Ich würde gerne Propensity Score Match mit R-Funktion matchit, wenn ich Daten aus einer CSV-Datei lesen, alles sieht gut aus und das Ergebnis ist was ich will:Unterschied zwischen as.data.frame und read.csv in R
> csv <- read.csv("C:/Users/Lenovo/Desktop/ddd.csv", header=TRUE)
> df <- as.data.frame(csv)
> df
PERSON_ID OUTCOME tnb gxy AGE1
1 166920 1 2 0 61
2 167350 1 2 0 65
3 167757 1 1 0 58
4 167812 1 1 0 63
5 168271 1 2 0 55
6 168426 0 2 0 47
7 168652 0 2 1 57
8 168983 0 1 0 51
9 169083 0 2 0 50
10 169172 0 2 1 53
> fm <- matchit(OUTCOME ~ tnb + AGE1, data = df, method = "nearest")
> result <- summary(fm)
> result
Call:
matchit(formula = OUTCOME ~ tnb + AGE1, data = df, method = "nearest")

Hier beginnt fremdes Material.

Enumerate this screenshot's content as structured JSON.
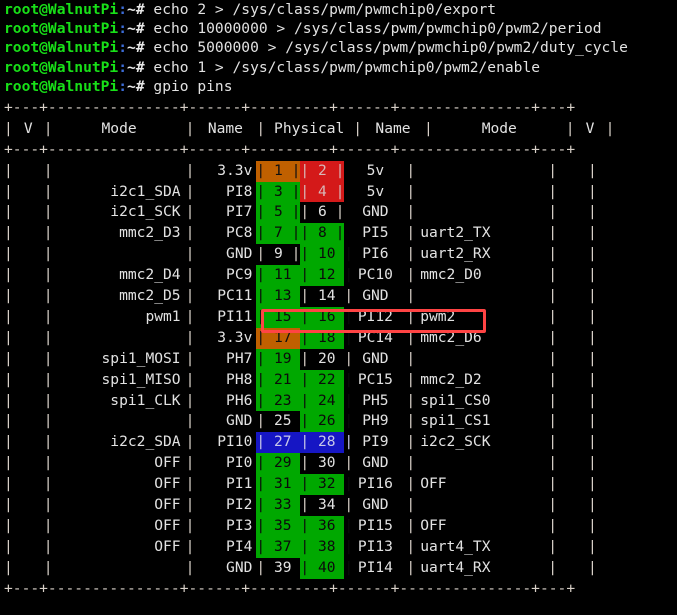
{
  "terminal": {
    "prompt": {
      "user_host": "root@WalnutPi",
      "colon": ":",
      "path": "~",
      "sigil": "#"
    },
    "commands": [
      "echo 2 > /sys/class/pwm/pwmchip0/export",
      "echo 10000000 > /sys/class/pwm/pwmchip0/pwm2/period",
      "echo 5000000 > /sys/class/pwm/pwmchip0/pwm2/duty_cycle",
      "echo 1 > /sys/class/pwm/pwmchip0/pwm2/enable",
      "gpio pins"
    ]
  },
  "gpio_table": {
    "separator": "+---+---------------+------+---------+------+---------------+---+",
    "headers": {
      "v_left": "V",
      "mode_left": "Mode",
      "name_left": "Name",
      "physical": "Physical",
      "name_right": "Name",
      "mode_right": "Mode",
      "v_right": "V"
    },
    "colors": {
      "green": "#00a800",
      "red": "#d41919",
      "orange": "#c06000",
      "blue": "#1616c4",
      "black": "#000000",
      "highlight": "#ff4444"
    },
    "rows": [
      {
        "v_left": "",
        "mode_left": "",
        "name_left": "3.3v",
        "pin_left": "1",
        "pin_left_color": "orange",
        "pin_right": "2",
        "pin_right_color": "red",
        "name_right": "5v",
        "mode_right": "",
        "v_right": ""
      },
      {
        "v_left": "",
        "mode_left": "i2c1_SDA",
        "name_left": "PI8",
        "pin_left": "3",
        "pin_left_color": "green",
        "pin_right": "4",
        "pin_right_color": "red",
        "name_right": "5v",
        "mode_right": "",
        "v_right": ""
      },
      {
        "v_left": "",
        "mode_left": "i2c1_SCK",
        "name_left": "PI7",
        "pin_left": "5",
        "pin_left_color": "green",
        "pin_right": "6",
        "pin_right_color": "black",
        "name_right": "GND",
        "mode_right": "",
        "v_right": ""
      },
      {
        "v_left": "",
        "mode_left": "mmc2_D3",
        "name_left": "PC8",
        "pin_left": "7",
        "pin_left_color": "green",
        "pin_right": "8",
        "pin_right_color": "green",
        "name_right": "PI5",
        "mode_right": "uart2_TX",
        "v_right": ""
      },
      {
        "v_left": "",
        "mode_left": "",
        "name_left": "GND",
        "pin_left": "9",
        "pin_left_color": "black",
        "pin_right": "10",
        "pin_right_color": "green",
        "name_right": "PI6",
        "mode_right": "uart2_RX",
        "v_right": ""
      },
      {
        "v_left": "",
        "mode_left": "mmc2_D4",
        "name_left": "PC9",
        "pin_left": "11",
        "pin_left_color": "green",
        "pin_right": "12",
        "pin_right_color": "green",
        "name_right": "PC10",
        "mode_right": "mmc2_D0",
        "v_right": ""
      },
      {
        "v_left": "",
        "mode_left": "mmc2_D5",
        "name_left": "PC11",
        "pin_left": "13",
        "pin_left_color": "green",
        "pin_right": "14",
        "pin_right_color": "black",
        "name_right": "GND",
        "mode_right": "",
        "v_right": ""
      },
      {
        "v_left": "",
        "mode_left": "pwm1",
        "name_left": "PI11",
        "pin_left": "15",
        "pin_left_color": "green",
        "pin_right": "16",
        "pin_right_color": "green",
        "name_right": "PI12",
        "mode_right": "pwm2",
        "v_right": ""
      },
      {
        "v_left": "",
        "mode_left": "",
        "name_left": "3.3v",
        "pin_left": "17",
        "pin_left_color": "orange",
        "pin_right": "18",
        "pin_right_color": "green",
        "name_right": "PC14",
        "mode_right": "mmc2_D6",
        "v_right": ""
      },
      {
        "v_left": "",
        "mode_left": "spi1_MOSI",
        "name_left": "PH7",
        "pin_left": "19",
        "pin_left_color": "green",
        "pin_right": "20",
        "pin_right_color": "black",
        "name_right": "GND",
        "mode_right": "",
        "v_right": ""
      },
      {
        "v_left": "",
        "mode_left": "spi1_MISO",
        "name_left": "PH8",
        "pin_left": "21",
        "pin_left_color": "green",
        "pin_right": "22",
        "pin_right_color": "green",
        "name_right": "PC15",
        "mode_right": "mmc2_D2",
        "v_right": ""
      },
      {
        "v_left": "",
        "mode_left": "spi1_CLK",
        "name_left": "PH6",
        "pin_left": "23",
        "pin_left_color": "green",
        "pin_right": "24",
        "pin_right_color": "green",
        "name_right": "PH5",
        "mode_right": "spi1_CS0",
        "v_right": ""
      },
      {
        "v_left": "",
        "mode_left": "",
        "name_left": "GND",
        "pin_left": "25",
        "pin_left_color": "black",
        "pin_right": "26",
        "pin_right_color": "green",
        "name_right": "PH9",
        "mode_right": "spi1_CS1",
        "v_right": ""
      },
      {
        "v_left": "",
        "mode_left": "i2c2_SDA",
        "name_left": "PI10",
        "pin_left": "27",
        "pin_left_color": "blue",
        "pin_right": "28",
        "pin_right_color": "blue",
        "name_right": "PI9",
        "mode_right": "i2c2_SCK",
        "v_right": ""
      },
      {
        "v_left": "",
        "mode_left": "OFF",
        "name_left": "PI0",
        "pin_left": "29",
        "pin_left_color": "green",
        "pin_right": "30",
        "pin_right_color": "black",
        "name_right": "GND",
        "mode_right": "",
        "v_right": ""
      },
      {
        "v_left": "",
        "mode_left": "OFF",
        "name_left": "PI1",
        "pin_left": "31",
        "pin_left_color": "green",
        "pin_right": "32",
        "pin_right_color": "green",
        "name_right": "PI16",
        "mode_right": "OFF",
        "v_right": ""
      },
      {
        "v_left": "",
        "mode_left": "OFF",
        "name_left": "PI2",
        "pin_left": "33",
        "pin_left_color": "green",
        "pin_right": "34",
        "pin_right_color": "black",
        "name_right": "GND",
        "mode_right": "",
        "v_right": ""
      },
      {
        "v_left": "",
        "mode_left": "OFF",
        "name_left": "PI3",
        "pin_left": "35",
        "pin_left_color": "green",
        "pin_right": "36",
        "pin_right_color": "green",
        "name_right": "PI15",
        "mode_right": "OFF",
        "v_right": ""
      },
      {
        "v_left": "",
        "mode_left": "OFF",
        "name_left": "PI4",
        "pin_left": "37",
        "pin_left_color": "green",
        "pin_right": "38",
        "pin_right_color": "green",
        "name_right": "PI13",
        "mode_right": "uart4_TX",
        "v_right": ""
      },
      {
        "v_left": "",
        "mode_left": "",
        "name_left": "GND",
        "pin_left": "39",
        "pin_left_color": "black",
        "pin_right": "40",
        "pin_right_color": "green",
        "name_right": "PI14",
        "mode_right": "uart4_RX",
        "v_right": ""
      }
    ],
    "highlighted_row_index": 7
  }
}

Summary of balance for all data:
Means Treated Means Control SD Control Mean Diff eQQ Med eQQ Mean eQQ Max
distance 0.8334 0.1666 0.2575 0.6667 0.867 0.6667 0.8964
tnb 1.6000 1.8000 0.4472 -0.2000 0.000 0.2000 1.0000
AGE1 60.4000 51.6000 3.7148 8.8000 8.000 8.8000 10.0000
Summary of balance for matched data:
Means Treated Means Control SD Control Mean Diff eQQ Med eQQ Mean eQQ Max
distance 0.8334 0.1666 0.2575 0.6667 0.867 0.6667 0.8964
tnb 1.6000 1.8000 0.4472 -0.2000 0.000 0.2000 1.0000
AGE1 60.4000 51.6000 3.7148 8.8000 8.000 8.8000 10.0000
Percent Balance Improvement:
Mean Diff. eQQ Med eQQ Mean eQQ Max
distance 0 0 0 0
tnb 0 0 0 0
AGE1 0 0 0 0
Sample sizes:
Control Treated
All 5 5
Matched 5 5
Unmatched 0 0
Discarded 0 0
Allerdings, wenn ich Arrays verwenden Eingangsdaten zu halten, warf sie dann zu data.frame, hat die Ergebnismatrix viele Zeilen, deren Zeilennamen sind nicht I definiert:
> OUTCOME<-c("1", "1", "1", "1", "1", "0", "0", "0", "0", "0");
> PERSON_ID<-c("166920", "167350", "167757", "167812", "168271", "168426", "168652", "168983", "169083", "169172");
> tnb<-c("0", "0", "1", "0", "1", "0", "0", "1", "1", "0");
> gxy<-c("0", "0", "1", "0", "0", "1", "0", "0", "1", "0");
> AGE1<-c("61", "65", "58", "63", "55", "47", "57", "51", "50", "53");
> matrix <- cbind(PERSON_ID,OUTCOME,tnb,gxy,AGE1)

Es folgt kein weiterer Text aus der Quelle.